What is a tummy tuck?
A tummy tuck is surgery to remove fat and skin from your belly. It also tightens the stomach muscles. The surgery will make your belly look flatter. It is also called an abdominoplasty.
There are several types of tummy tuck surgeries. Your doctor will discuss with you which one would be best for you.
The doctor will make a cut (incision) in the skin from one hip bone to the other. Another incision will loosen the belly button from the tissue underneath it. Then this skin flap is pulled down from the ribs. The doctor will tighten the muscles in the belly. Excess skin and fat are taken off, and the skin is brought together and closed. A tummy tuck leaves a long scar across your lower stomach and a smaller one around your belly button. The scars will fade with time.
You may spend 1 or 2 days in the hospital for a tummy tuck, or you may go home on the day of surgery.
You may have a less complex tummy tuck surgery. This is sometimes called a mini tummy tuck, and your recovery will be a little easier. With a mini tummy tuck, the doctor makes a shorter incision. Less skin is removed and only the lower stomach muscles are tightened. Unlike a full tummy tuck, a mini tummy tuck usually involves liposuction. This uses suction to remove fat. You will need to take it easy for 2 to 3 weeks at home.
How do you prepare for surgery?
Surgery can be stressful. This information will help you understand what you can expect. And it will help you safely prepare for surgery.
Preparing for surgery
- Be sure you have someone to take you home. Anesthesia and pain medicine will make it unsafe for you to drive or get home on your own.
- Understand exactly what surgery is planned, along with the risks, benefits, and other options.
- If you take a medicine that prevents blood clots, your doctor may tell you to stop taking it before your surgery.
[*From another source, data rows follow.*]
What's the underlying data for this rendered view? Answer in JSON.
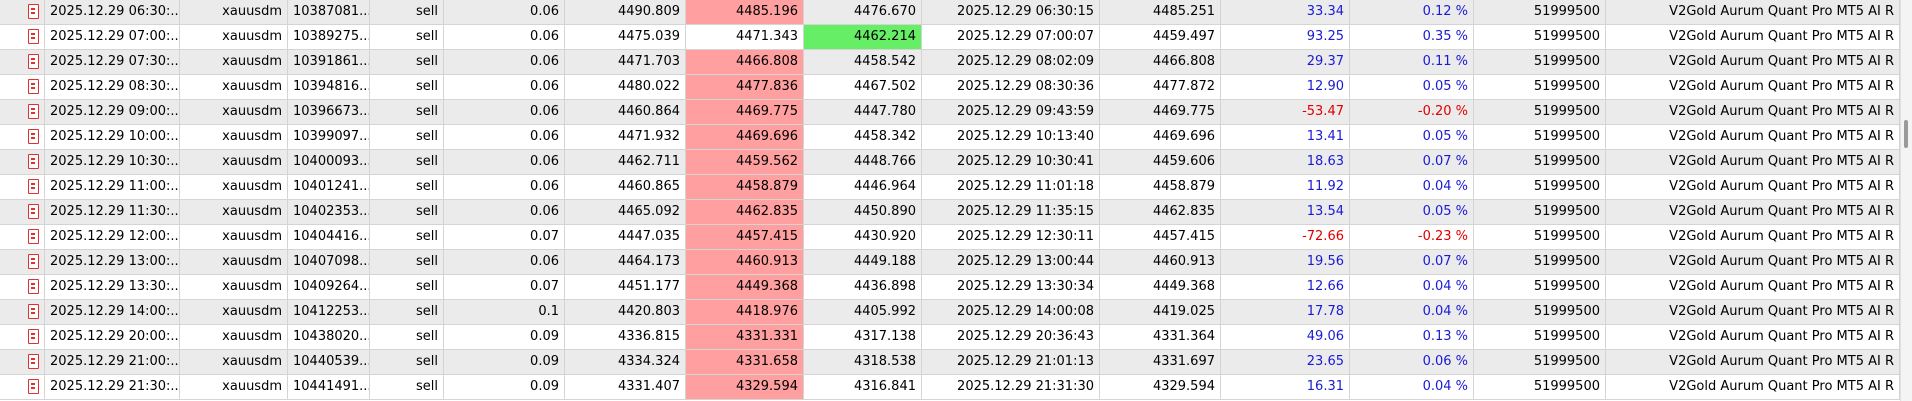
{
  "trades": [
    {
      "open_time": "2025.12.29 06:30:...",
      "symbol": "xauusdm",
      "ticket": "10387081...",
      "type": "sell",
      "volume": "0.06",
      "open_price": "4490.809",
      "sl": "4485.196",
      "tp": "4476.670",
      "close_time": "2025.12.29 06:30:15",
      "close_price": "4485.251",
      "profit": "33.34",
      "change": "0.12 %",
      "magic": "51999500",
      "comment": "V2Gold Aurum Quant Pro MT5 AI R",
      "sl_hl": "red",
      "tp_hl": "",
      "profit_sign": "pos"
    },
    {
      "open_time": "2025.12.29 07:00:...",
      "symbol": "xauusdm",
      "ticket": "10389275...",
      "type": "sell",
      "volume": "0.06",
      "open_price": "4475.039",
      "sl": "4471.343",
      "tp": "4462.214",
      "close_time": "2025.12.29 07:00:07",
      "close_price": "4459.497",
      "profit": "93.25",
      "change": "0.35 %",
      "magic": "51999500",
      "comment": "V2Gold Aurum Quant Pro MT5 AI R",
      "sl_hl": "",
      "tp_hl": "green",
      "profit_sign": "pos"
    },
    {
      "open_time": "2025.12.29 07:30:...",
      "symbol": "xauusdm",
      "ticket": "10391861...",
      "type": "sell",
      "volume": "0.06",
      "open_price": "4471.703",
      "sl": "4466.808",
      "tp": "4458.542",
      "close_time": "2025.12.29 08:02:09",
      "close_price": "4466.808",
      "profit": "29.37",
      "change": "0.11 %",
      "magic": "51999500",
      "comment": "V2Gold Aurum Quant Pro MT5 AI R",
      "sl_hl": "red",
      "tp_hl": "",
      "profit_sign": "pos"
    },
    {
      "open_time": "2025.12.29 08:30:...",
      "symbol": "xauusdm",
      "ticket": "10394816...",
      "type": "sell",
      "volume": "0.06",
      "open_price": "4480.022",
      "sl": "4477.836",
      "tp": "4467.502",
      "close_time": "2025.12.29 08:30:36",
      "close_price": "4477.872",
      "profit": "12.90",
      "change": "0.05 %",
      "magic": "51999500",
      "comment": "V2Gold Aurum Quant Pro MT5 AI R",
      "sl_hl": "red",
      "tp_hl": "",
      "profit_sign": "pos"
    },
    {
      "open_time": "2025.12.29 09:00:...",
      "symbol": "xauusdm",
      "ticket": "10396673...",
      "type": "sell",
      "volume": "0.06",
      "open_price": "4460.864",
      "sl": "4469.775",
      "tp": "4447.780",
      "close_time": "2025.12.29 09:43:59",
      "close_price": "4469.775",
      "profit": "-53.47",
      "change": "-0.20 %",
      "magic": "51999500",
      "comment": "V2Gold Aurum Quant Pro MT5 AI R",
      "sl_hl": "red",
      "tp_hl": "",
      "profit_sign": "neg"
    },
    {
      "open_time": "2025.12.29 10:00:...",
      "symbol": "xauusdm",
      "ticket": "10399097...",
      "type": "sell",
      "volume": "0.06",
      "open_price": "4471.932",
      "sl": "4469.696",
      "tp": "4458.342",
      "close_time": "2025.12.29 10:13:40",
      "close_price": "4469.696",
      "profit": "13.41",
      "change": "0.05 %",
      "magic": "51999500",
      "comment": "V2Gold Aurum Quant Pro MT5 AI R",
      "sl_hl": "red",
      "tp_hl": "",
      "profit_sign": "pos"
    },
    {
      "open_time": "2025.12.29 10:30:...",
      "symbol": "xauusdm",
      "ticket": "10400093...",
      "type": "sell",
      "volume": "0.06",
      "open_price": "4462.711",
      "sl": "4459.562",
      "tp": "4448.766",
      "close_time": "2025.12.29 10:30:41",
      "close_price": "4459.606",
      "profit": "18.63",
      "change": "0.07 %",
      "magic": "51999500",
      "comment": "V2Gold Aurum Quant Pro MT5 AI R",
      "sl_hl": "red",
      "tp_hl": "",
      "profit_sign": "pos"
    },
    {
      "open_time": "2025.12.29 11:00:...",
      "symbol": "xauusdm",
      "ticket": "10401241...",
      "type": "sell",
      "volume": "0.06",
      "open_price": "4460.865",
      "sl": "4458.879",
      "tp": "4446.964",
      "close_time": "2025.12.29 11:01:18",
      "close_price": "4458.879",
      "profit": "11.92",
      "change": "0.04 %",
      "magic": "51999500",
      "comment": "V2Gold Aurum Quant Pro MT5 AI R",
      "sl_hl": "red",
      "tp_hl": "",
      "profit_sign": "pos"
    },
    {
      "open_time": "2025.12.29 11:30:...",
      "symbol": "xauusdm",
      "ticket": "10402353...",
      "type": "sell",
      "volume": "0.06",
      "open_price": "4465.092",
      "sl": "4462.835",
      "tp": "4450.890",
      "close_time": "2025.12.29 11:35:15",
      "close_price": "4462.835",
      "profit": "13.54",
      "change": "0.05 %",
      "magic": "51999500",
      "comment": "V2Gold Aurum Quant Pro MT5 AI R",
      "sl_hl": "red",
      "tp_hl": "",
      "profit_sign": "pos"
    },
    {
      "open_time": "2025.12.29 12:00:...",
      "symbol": "xauusdm",
      "ticket": "10404416...",
      "type": "sell",
      "volume": "0.07",
      "open_price": "4447.035",
      "sl": "4457.415",
      "tp": "4430.920",
      "close_time": "2025.12.29 12:30:11",
      "close_price": "4457.415",
      "profit": "-72.66",
      "change": "-0.23 %",
      "magic": "51999500",
      "comment": "V2Gold Aurum Quant Pro MT5 AI R",
      "sl_hl": "red",
      "tp_hl": "",
      "profit_sign": "neg"
    },
    {
      "open_time": "2025.12.29 13:00:...",
      "symbol": "xauusdm",
      "ticket": "10407098...",
      "type": "sell",
      "volume": "0.06",
      "open_price": "4464.173",
      "sl": "4460.913",
      "tp": "4449.188",
      "close_time": "2025.12.29 13:00:44",
      "close_price": "4460.913",
      "profit": "19.56",
      "change": "0.07 %",
      "magic": "51999500",
      "comment": "V2Gold Aurum Quant Pro MT5 AI R",
      "sl_hl": "red",
      "tp_hl": "",
      "profit_sign": "pos"
    },
    {
      "open_time": "2025.12.29 13:30:...",
      "symbol": "xauusdm",
      "ticket": "10409264...",
      "type": "sell",
      "volume": "0.07",
      "open_price": "4451.177",
      "sl": "4449.368",
      "tp": "4436.898",
      "close_time": "2025.12.29 13:30:34",
      "close_price": "4449.368",
      "profit": "12.66",
      "change": "0.04 %",
      "magic": "51999500",
      "comment": "V2Gold Aurum Quant Pro MT5 AI R",
      "sl_hl": "red",
      "tp_hl": "",
      "profit_sign": "pos"
    },
    {
      "open_time": "2025.12.29 14:00:...",
      "symbol": "xauusdm",
      "ticket": "10412253...",
      "type": "sell",
      "volume": "0.1",
      "open_price": "4420.803",
      "sl": "4418.976",
      "tp": "4405.992",
      "close_time": "2025.12.29 14:00:08",
      "close_price": "4419.025",
      "profit": "17.78",
      "change": "0.04 %",
      "magic": "51999500",
      "comment": "V2Gold Aurum Quant Pro MT5 AI R",
      "sl_hl": "red",
      "tp_hl": "",
      "profit_sign": "pos"
    },
    {
      "open_time": "2025.12.29 20:00:...",
      "symbol": "xauusdm",
      "ticket": "10438020...",
      "type": "sell",
      "volume": "0.09",
      "open_price": "4336.815",
      "sl": "4331.331",
      "tp": "4317.138",
      "close_time": "2025.12.29 20:36:43",
      "close_price": "4331.364",
      "profit": "49.06",
      "change": "0.13 %",
      "magic": "51999500",
      "comment": "V2Gold Aurum Quant Pro MT5 AI R",
      "sl_hl": "red",
      "tp_hl": "",
      "profit_sign": "pos"
    },
    {
      "open_time": "2025.12.29 21:00:...",
      "symbol": "xauusdm",
      "ticket": "10440539...",
      "type": "sell",
      "volume": "0.09",
      "open_price": "4334.324",
      "sl": "4331.658",
      "tp": "4318.538",
      "close_time": "2025.12.29 21:01:13",
      "close_price": "4331.697",
      "profit": "23.65",
      "change": "0.06 %",
      "magic": "51999500",
      "comment": "V2Gold Aurum Quant Pro MT5 AI R",
      "sl_hl": "red",
      "tp_hl": "",
      "profit_sign": "pos"
    },
    {
      "open_time": "2025.12.29 21:30:...",
      "symbol": "xauusdm",
      "ticket": "10441491...",
      "type": "sell",
      "volume": "0.09",
      "open_price": "4331.407",
      "sl": "4329.594",
      "tp": "4316.841",
      "close_time": "2025.12.29 21:31:30",
      "close_price": "4329.594",
      "profit": "16.31",
      "change": "0.04 %",
      "magic": "51999500",
      "comment": "V2Gold Aurum Quant Pro MT5 AI R",
      "sl_hl": "red",
      "tp_hl": "",
      "profit_sign": "pos"
    }
  ],
  "icon": "document-icon",
  "colors": {
    "row_odd": "#ebebeb",
    "row_even": "#ffffff",
    "stop_loss_highlight": "#ff9f9f",
    "take_profit_highlight": "#66ee66",
    "profit_positive": "#1a1ad6",
    "profit_negative": "#e00000",
    "icon_red": "#e03030"
  }
}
Or your doctor may tell you to keep taking it. (These medicines include aspirin and other blood thinners.) Make sure that you understand exactly what your doctor wants you to do.
- Tell your doctor ALL the medicines, vitamins, supplements, and herbal remedies you take. Some may increase the risk of problems during your surgery. Your doctor will tell you if you should stop taking any of them before the surgery and how soon to do it.
- Don't smoke. Smoking can delay recovery. Stop smoking for at least a month before surgery. If you need help quitting, talk to your doctor about stop-smoking programs and medicines. These can increase your chances of quitting for good.
- Make sure your doctor and the hospital have a copy of your advance directive. If you don't have one, you may want to prepare one. It lets others know your health care wishes. It's a good thing to have before any type of surgery or procedure.
What happens on the day of surgery?
- Follow the instructions exactly about when to stop eating and drinking. If you don't, your surgery may be canceled. If your doctor told you to take your medicines on the day of surgery, take them with only a sip of water.
- Follow your doctor's instructions about when to bathe or shower before your surgery. Do not apply lotions, perfumes, deodorants, or nail polish.
- Do not shave the surgical site yourself.
- Take off all jewelry and piercings. And take out contact lenses, if you wear them.
At the hospital or surgery center
- Bring a picture ID.
- The area for surgery is often marked to make sure there are no errors.
- You will be kept comfortable and safe by your anesthesia provider. The anesthesia may make you sleep. Or it may just numb the area being worked on.
- The surgery will take about 3 to 5 hours.
- You may have one or two drain tubes near the incision to drain fluid. These will stay in for 2 to 10 days after surgery.
When should you call your doctor?
- You have questions or concerns.
- You don't understand how to prepare for your surgery.
- You become ill before the surgery (such as fever, flu, or a cold).
- You need to reschedule or have changed your mind about having the surgery.